Note, we did not have to visit $2 \times 13$, $3 \times 13$, etc., because $26$ would have been flagged when $p = 2$, $39$ would have been flagged when $p = 3$, etc.

This method called the Sieve of Eratosthenes (err-a-toss—then-nees) and it is very fast. It requires an array of capacity $N + 1$, but in total, no more than $N \ln(\ln(N))$ numbers will be flagged (although some numbers that are not prime will be flagged multiple times).
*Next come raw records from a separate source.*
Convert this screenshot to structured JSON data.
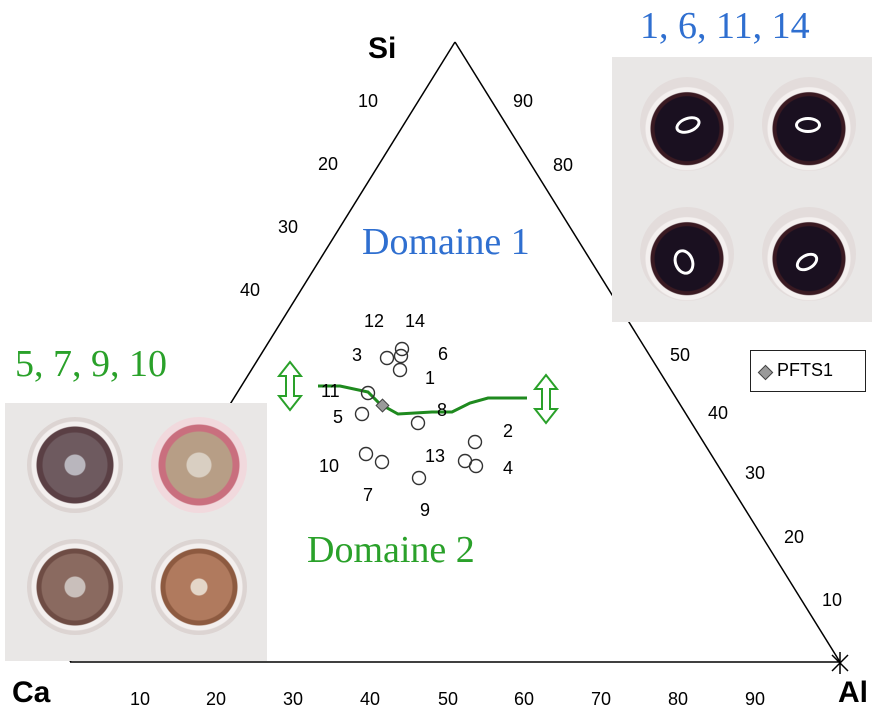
{
  "vertices": {
    "top": "Si",
    "left": "Ca",
    "right": "Al"
  },
  "left_edge_ticks": [
    "10",
    "20",
    "30",
    "40"
  ],
  "right_edge_ticks": [
    "90",
    "80",
    "50",
    "40",
    "30",
    "20",
    "10"
  ],
  "bottom_ticks": [
    "10",
    "20",
    "30",
    "40",
    "50",
    "60",
    "70",
    "80",
    "90"
  ],
  "domain_labels": {
    "domain1": "Domaine 1",
    "domain2": "Domaine 2"
  },
  "photo_labels": {
    "top_right": "1, 6, 11, 14",
    "left": "5, 7, 9, 10"
  },
  "legend": {
    "marker": "diamond",
    "label": "PFTS1"
  },
  "samples": [
    "12",
    "14",
    "3",
    "6",
    "1",
    "11",
    "5",
    "8",
    "2",
    "13",
    "10",
    "4",
    "7",
    "9"
  ],
  "colors": {
    "domain1": "#2f6fd0",
    "domain2": "#2aa12a",
    "boundary": "#1f8a1f"
  }
}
For example, there are $50 847 534$ prime numbers less than one billion. To run the Sieve of Eratosthenes, this requires that only $2 549 489 372$ non-primes be flagged, although some will be flagged multiple times.

Minimal requirements

To complete this project, you must be familiar with the built-in types, integer arithmetic, for-loops and arrays.

Projects

The possible projects include:

  1. Project a. Printing out all primes up to and including $N$.
  2. Project b. Returning a dynamically allocated Boolean-valued array of capacity $N + 1$ with all entries corresponding to prime numbers assigned true with all others assigned false.
  3. Project c. Return a dynamically allocated instance of an array_t data structure containing all prime numbers up to and including $N$.
  4. Project d. Return a dynamically allocated instance of an Array class containing all prime numbers up to and including $N$.
  5. Project e. Repeat the previous project internally use the std::vector<bool> class and return an instance of the std::vector<unsigned long> class.

Optimization

If you wish, you can implement the following optimizations into any of the previous projects:

  1. Optimization i. Skipping even numbers.

Additional comments

1. As an aside, why is $1$ not prime? In general, many of the most interesting properties of prime numbers are not true if $1$ is considered to be prime. For example, that every number has a unique prime factorization is false if $1$ is a prime, for $6 = 2 \times 3 = 2 \times 3 \times 1 = 2 \times 3 \times 1 \times 1 \times \cdots$. Thus, if $1$ were said to be prime, then almost every interesting theorem about prime numbers would have to be worded as all prime numbers except for $1$.

2. The number of primes less than or equal to $N$ will be approximately $\frac{N}{\ln(N)}$. This estimates there are approximately $72 382$ prime numbers less than or equal to one million. There are in fact $78 498$ primes less than or equal to one million, so this approximation is not unreasonable; however, it is not exact. This same formula predicts that there are $48 254 942$ primes less than one billion.

3. The number of integers that will be flagged as being not prime, including duplicate flaggings, will be less than $N \ln(\ln(N))$. Therefore, finding all prime numbers less than one million will require less than three million integers to be flagged. As this is the vast majority of the work that his being done by this algorithm, essentially says that: if we find all prime numbers up to one million and it takes $20 {\rm ms}$, then finding all prime numbers up to ten million will take $200 {\rm s}$, and finding all prime numbers up to one billion will take only slightly more than $20 {\rm s}$ (assuming you have enough memory).

4. From the previous two points, we may therefore deduce that each non-prime number will be flagged an average of $\ln(\ln(N))$ times. Thus, applying this algorithm to find all prime numbers less than or equal to one billion will see non-prime numbers flagged on average $3.03$ times; which on the whole is not that bad, and if you were to implement Optimization i, this would reduce to each non-prime being flagged on average $1.515$ times.